FLRW cosmology as a conformal field theory in one dimension

Over the last decades, a vast set of results have shown that the near horizon region of black holes enjoys an unexpected conformal symmetry, allowing to provide an effective conformal description of the thermodynamical properties of these black holes. Additional surprising conformal structures have been found for test particles propagating on the near horizon region of various black hole spacetimes, allowing to reproduce several crucial features of these compact objects such as their spectroscopy, quasi-normal modes as well as their state counting using conformal field theory (CFT) technics. Just as black hole, cosmological spacetimes admit a thermodynamical interpretation. They are equipped with an entropy and their horizon radiate at a temperature given by their surface gravity. One could naturally wonder whether these thermodynamical properties can also be describe by CFT technics, just as for their black hole cousins. Recently, efforts have been devoted to investigate, from various perspectives, whether cosmological backgrounds exhibit also some hidden conformal symmetry.
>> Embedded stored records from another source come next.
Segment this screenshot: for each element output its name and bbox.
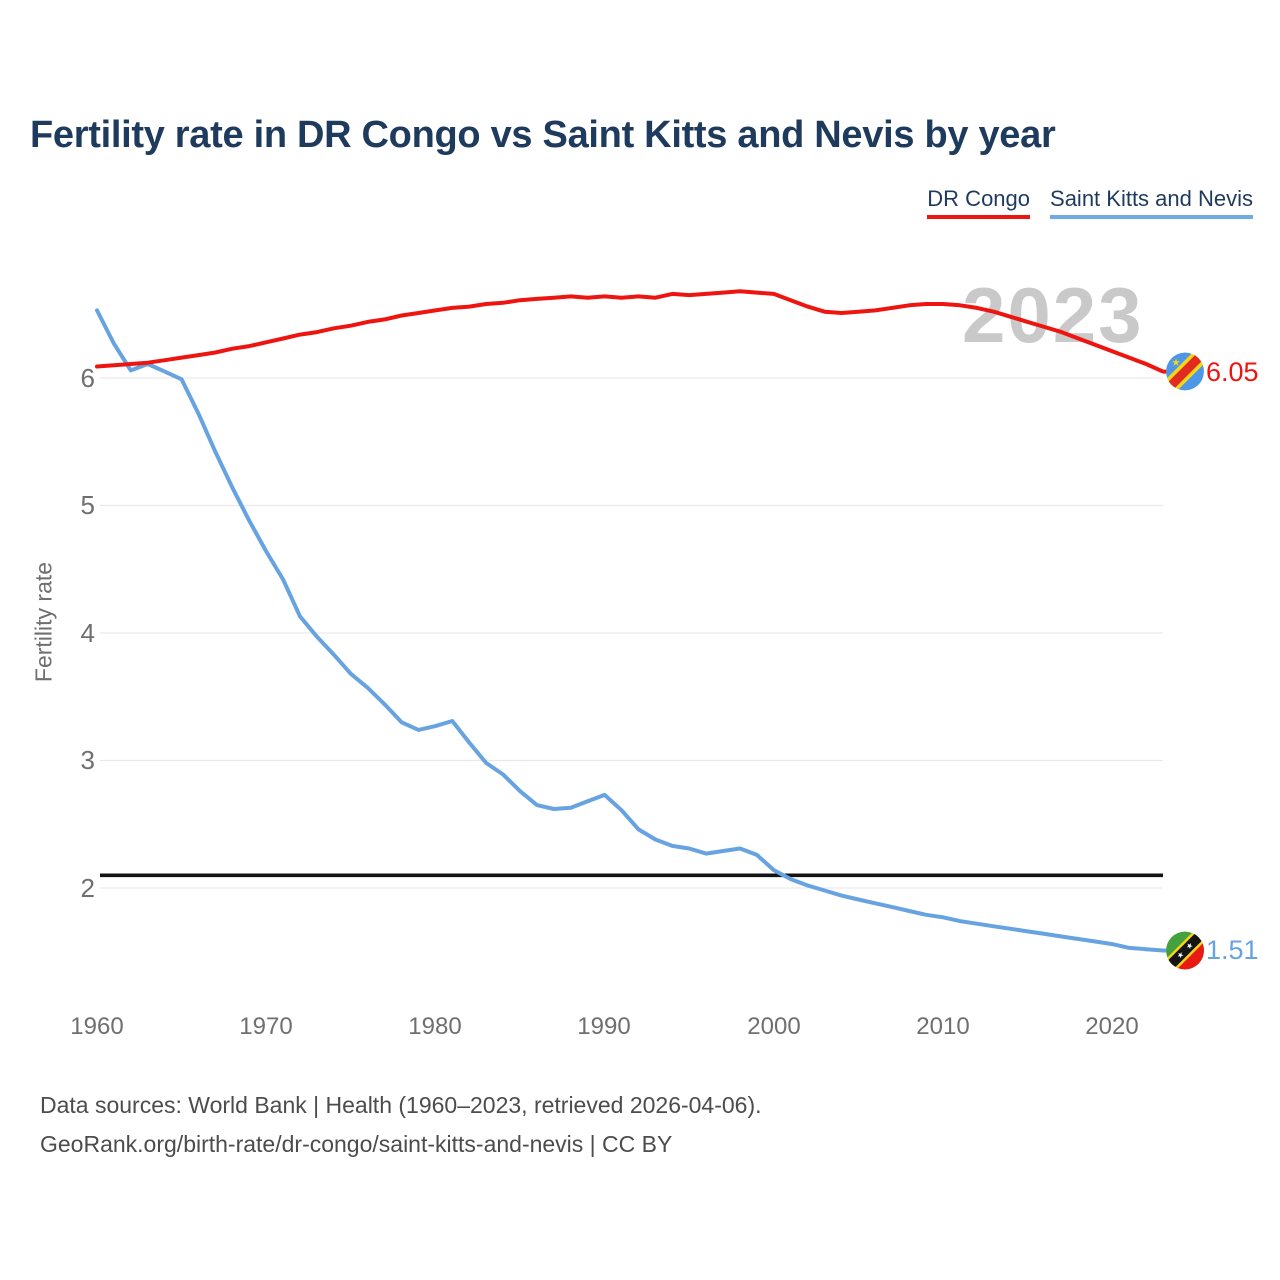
y-tick-6: 6 — [80, 363, 95, 393]
x-tick-2020: 2020 — [1085, 1013, 1139, 1040]
x-tick-2010: 2010 — [916, 1013, 970, 1040]
dr-congo-end-value: 6.05 — [1206, 357, 1259, 387]
legend-underline-dr-congo — [927, 215, 1031, 219]
y-tick-3: 3 — [80, 745, 95, 775]
y-tick-5: 5 — [80, 490, 95, 520]
x-tick-2000: 2000 — [747, 1013, 801, 1040]
gridlines — [100, 377, 1163, 889]
legend-item-dr-congo[interactable]: DR Congo — [927, 186, 1031, 219]
x-tick-1980: 1980 — [408, 1013, 462, 1040]
x-tick-1970: 1970 — [239, 1013, 293, 1040]
saint-kitts-line — [95, 308, 1170, 953]
legend-label-saint-kitts: Saint Kitts and Nevis — [1050, 186, 1253, 211]
dr-congo-line — [95, 289, 1170, 374]
legend-underline-saint-kitts — [1050, 215, 1253, 219]
footer-sources-line: Data sources: World Bank | Health (1960–… — [40, 1092, 762, 1118]
x-tick-1990: 1990 — [577, 1013, 631, 1040]
x-tick-1960: 1960 — [70, 1013, 124, 1040]
legend-label-dr-congo: DR Congo — [927, 186, 1031, 211]
y-tick-4: 4 — [80, 618, 95, 648]
page-title: Fertility rate in DR Congo vs Saint Kitt… — [30, 114, 1056, 156]
y-tick-2: 2 — [80, 873, 95, 903]
footer-url-line: GeoRank.org/birth-rate/dr-congo/saint-ki… — [40, 1131, 673, 1157]
saint-kitts-end-value: 1.51 — [1206, 935, 1259, 965]
footer: Data sources: World Bank | Health (1960–… — [40, 1086, 762, 1164]
watermark-year: 2023 — [962, 271, 1144, 359]
legend: DR Congo Saint Kitts and Nevis — [927, 186, 1253, 219]
saint-kitts-and-nevis-flag-icon — [1166, 931, 1204, 970]
legend-item-saint-kitts[interactable]: Saint Kitts and Nevis — [1050, 186, 1253, 219]
dr-congo-flag-icon — [1166, 352, 1204, 391]
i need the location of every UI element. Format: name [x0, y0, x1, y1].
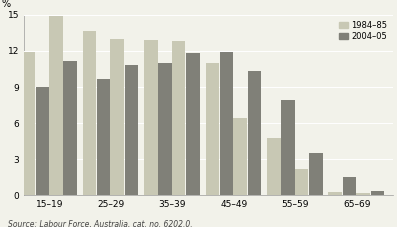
Bar — [83, 31, 96, 195]
Bar — [158, 63, 172, 195]
Text: Source: Labour Force, Australia, cat. no. 6202.0.: Source: Labour Force, Australia, cat. no… — [8, 220, 193, 227]
Bar — [206, 63, 219, 195]
Legend: 1984–85, 2004–05: 1984–85, 2004–05 — [338, 19, 389, 42]
Bar — [172, 41, 185, 195]
Bar — [343, 177, 357, 195]
Bar — [35, 87, 49, 195]
Bar — [233, 118, 247, 195]
Bar — [97, 79, 110, 195]
Bar — [64, 61, 77, 195]
Bar — [357, 193, 370, 195]
Bar — [21, 52, 35, 195]
Bar — [49, 16, 63, 195]
Bar — [144, 40, 158, 195]
Bar — [328, 192, 342, 195]
Bar — [267, 138, 281, 195]
Bar — [295, 169, 308, 195]
Bar — [309, 153, 323, 195]
Bar — [281, 100, 295, 195]
Bar — [125, 65, 138, 195]
Bar — [371, 190, 384, 195]
Y-axis label: %: % — [1, 0, 10, 10]
Bar — [220, 52, 233, 195]
Bar — [186, 53, 200, 195]
Bar — [248, 72, 261, 195]
Bar — [110, 39, 124, 195]
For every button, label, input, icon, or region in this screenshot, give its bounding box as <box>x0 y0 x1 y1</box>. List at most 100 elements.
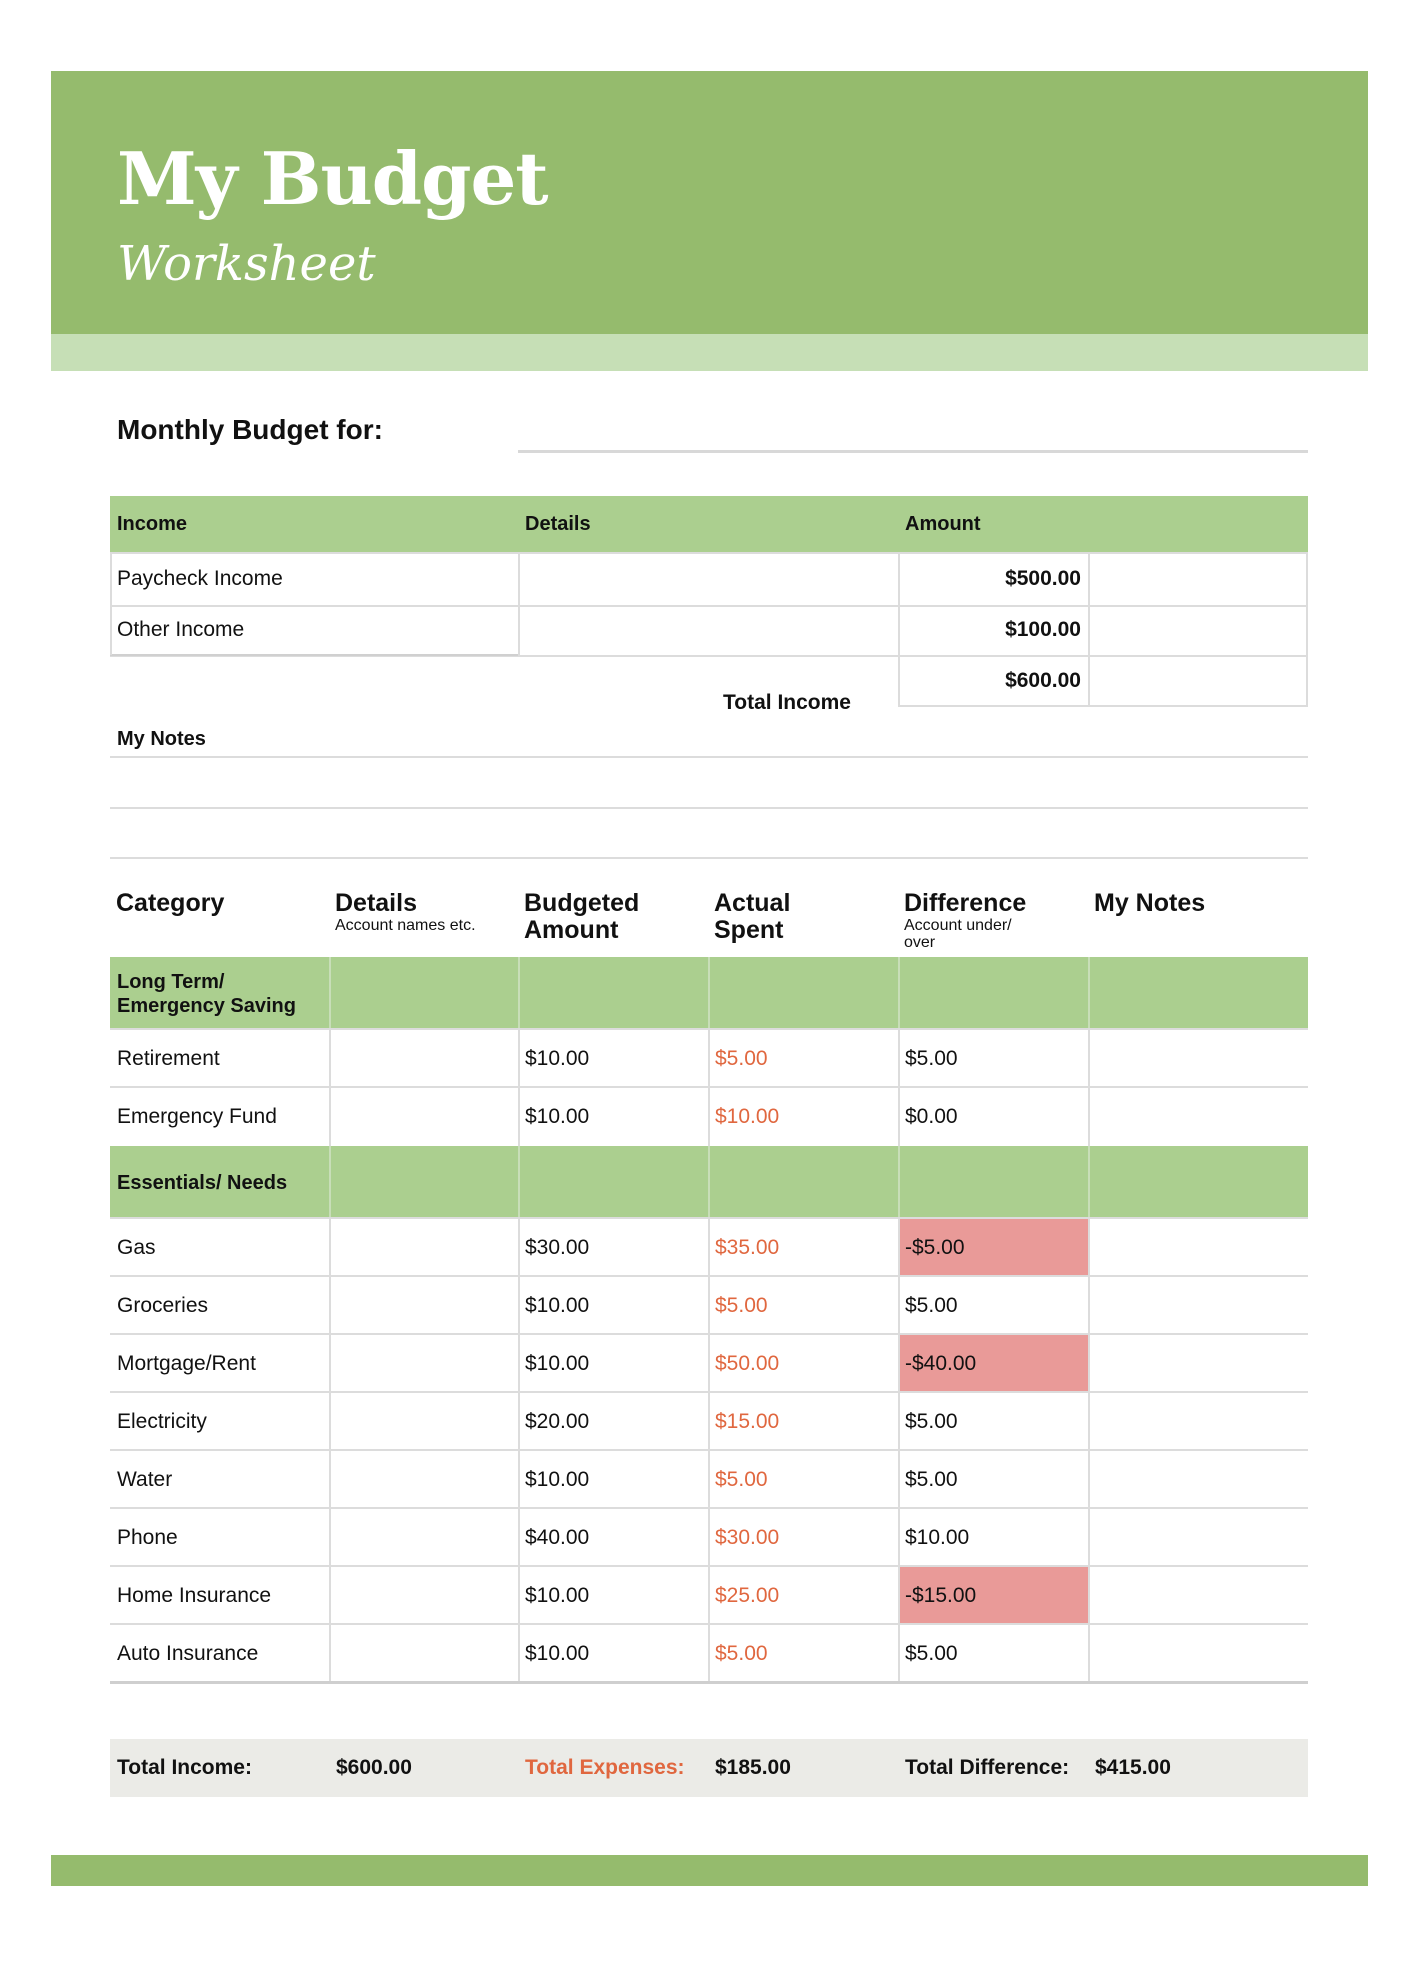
actual-spent[interactable]: $5.00 <box>715 1468 768 1491</box>
income-row-label: Paycheck Income <box>117 566 283 590</box>
grid-line <box>329 1393 331 1451</box>
income-column-header: Amount <box>905 512 981 535</box>
total-income-label: Total Income: <box>117 1756 252 1779</box>
income-column-header: Income <box>117 512 188 535</box>
income-row-amount[interactable]: $500.00 <box>1005 566 1081 590</box>
grid-line <box>518 1509 520 1567</box>
grid-line <box>1088 1146 1090 1219</box>
grid-line <box>518 957 520 1030</box>
actual-spent[interactable]: $10.00 <box>715 1105 780 1128</box>
grid-line <box>110 1333 1308 1335</box>
grid-line <box>329 1219 331 1277</box>
notes-cell[interactable] <box>1088 1393 1308 1451</box>
income-header-row <box>110 496 1308 552</box>
details-cell[interactable] <box>329 1509 518 1567</box>
details-cell[interactable] <box>329 1219 518 1277</box>
notes-line[interactable] <box>110 756 1308 758</box>
notes-cell[interactable] <box>1088 1219 1308 1277</box>
difference-value: $5.00 <box>905 1468 958 1491</box>
grid-line <box>518 1146 520 1219</box>
actual-spent[interactable]: $15.00 <box>715 1410 780 1433</box>
details-cell[interactable] <box>329 1335 518 1393</box>
notes-line[interactable] <box>110 857 1308 859</box>
grid-line <box>898 1088 900 1146</box>
grid-line <box>898 1451 900 1509</box>
budgeted-amount[interactable]: $10.00 <box>525 1642 590 1665</box>
actual-spent[interactable]: $5.00 <box>715 1642 768 1665</box>
budgeted-amount[interactable]: $10.00 <box>525 1105 590 1128</box>
grid-line <box>708 1335 710 1393</box>
details-cell[interactable] <box>329 1277 518 1335</box>
grid-line <box>329 1335 331 1393</box>
grid-line <box>708 1277 710 1335</box>
income-row-amount[interactable]: $100.00 <box>1005 618 1081 641</box>
details-cell[interactable] <box>329 1393 518 1451</box>
income-column-header: Details <box>525 512 591 535</box>
notes-cell[interactable] <box>1088 1451 1308 1509</box>
actual-spent[interactable]: $50.00 <box>715 1352 780 1375</box>
column-title: Category <box>116 889 225 917</box>
grid-line <box>110 1217 1308 1219</box>
difference-value: $5.00 <box>905 1642 958 1665</box>
details-cell[interactable] <box>329 1625 518 1683</box>
budgeted-amount[interactable]: $10.00 <box>525 1047 590 1070</box>
grid-line <box>110 1086 1308 1088</box>
notes-cell[interactable] <box>1088 1567 1308 1625</box>
notes-cell[interactable] <box>1088 1277 1308 1335</box>
grid-line <box>329 1625 331 1683</box>
actual-spent[interactable]: $5.00 <box>715 1294 768 1317</box>
grid-line <box>898 1625 900 1683</box>
footer-bar <box>51 1855 1368 1886</box>
budgeted-amount[interactable]: $10.00 <box>525 1352 590 1375</box>
budgeted-amount[interactable]: $10.00 <box>525 1584 590 1607</box>
category-name: Phone <box>117 1526 178 1549</box>
budgeted-amount[interactable]: $40.00 <box>525 1526 590 1549</box>
income-row-details[interactable] <box>518 552 898 602</box>
budgeted-amount[interactable]: $30.00 <box>525 1236 590 1259</box>
grid-line <box>1088 1088 1090 1146</box>
actual-spent[interactable]: $25.00 <box>715 1584 780 1607</box>
monthly-budget-field[interactable] <box>518 450 1308 453</box>
notes-cell[interactable] <box>1088 1625 1308 1683</box>
notes-cell[interactable] <box>1088 1509 1308 1567</box>
details-cell[interactable] <box>329 1030 518 1088</box>
budgeted-amount[interactable]: $10.00 <box>525 1468 590 1491</box>
grid-line <box>110 1681 1308 1684</box>
actual-spent[interactable]: $35.00 <box>715 1236 780 1259</box>
grid-line <box>708 1393 710 1451</box>
grid-line <box>708 1088 710 1146</box>
actual-spent[interactable]: $30.00 <box>715 1526 780 1549</box>
category-name: Auto Insurance <box>117 1642 259 1665</box>
grid-line <box>110 552 1308 554</box>
notes-cell[interactable] <box>1088 1030 1308 1088</box>
grid-line <box>898 1219 900 1277</box>
budget-column-header: Budgeted Amount <box>524 890 706 944</box>
details-cell[interactable] <box>329 1451 518 1509</box>
details-cell[interactable] <box>329 1567 518 1625</box>
grid-line <box>898 1393 900 1451</box>
actual-spent[interactable]: $5.00 <box>715 1047 768 1070</box>
budgeted-amount[interactable]: $10.00 <box>525 1294 590 1317</box>
grid-line <box>110 1623 1308 1625</box>
grid-line <box>518 1625 520 1683</box>
grid-line <box>110 1391 1308 1393</box>
grid-line <box>110 1275 1308 1277</box>
page-subtitle: Worksheet <box>117 236 376 292</box>
notes-cell[interactable] <box>1088 1088 1308 1146</box>
grid-line <box>898 705 1308 707</box>
budget-column-header: Actual Spent <box>714 890 896 944</box>
notes-cell[interactable] <box>1088 1335 1308 1393</box>
income-row-details[interactable] <box>518 605 898 655</box>
column-subtitle: Account under/ over <box>904 917 1012 951</box>
grid-line <box>329 1567 331 1625</box>
total-difference-value: $415.00 <box>1095 1756 1171 1779</box>
grid-line <box>110 1565 1308 1567</box>
details-cell[interactable] <box>329 1088 518 1146</box>
category-name: Retirement <box>117 1047 220 1070</box>
budgeted-amount[interactable]: $20.00 <box>525 1410 590 1433</box>
page-title: My Budget <box>117 136 549 221</box>
grid-line <box>708 1451 710 1509</box>
notes-line[interactable] <box>110 807 1308 809</box>
grid-line <box>1088 1335 1090 1393</box>
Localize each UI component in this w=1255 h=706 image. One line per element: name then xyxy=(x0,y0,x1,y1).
In this talk, I will show that, indeed, the simplest cosmological model consisting in the homogeneous and isotropic Einstein-Scalar system enjoys a new unexpected conformal symmetry. I will present in detail this symmetry, the new Noether's charges to this hidden conformal invariance and the associated CVH algebra which encodes this structure at the hamiltonian level. Then, I will also show that this cosmological system can be mapped to the so called conformal mechanics of de Alfaro, Fubini and Furlan, which provides the simplest example of a conformal field theory in 1d. Finally, I will discuss the consequences of this new conformal structure at the quantum level and how the standard form of the CFT two points function emerge in quantum cosmology.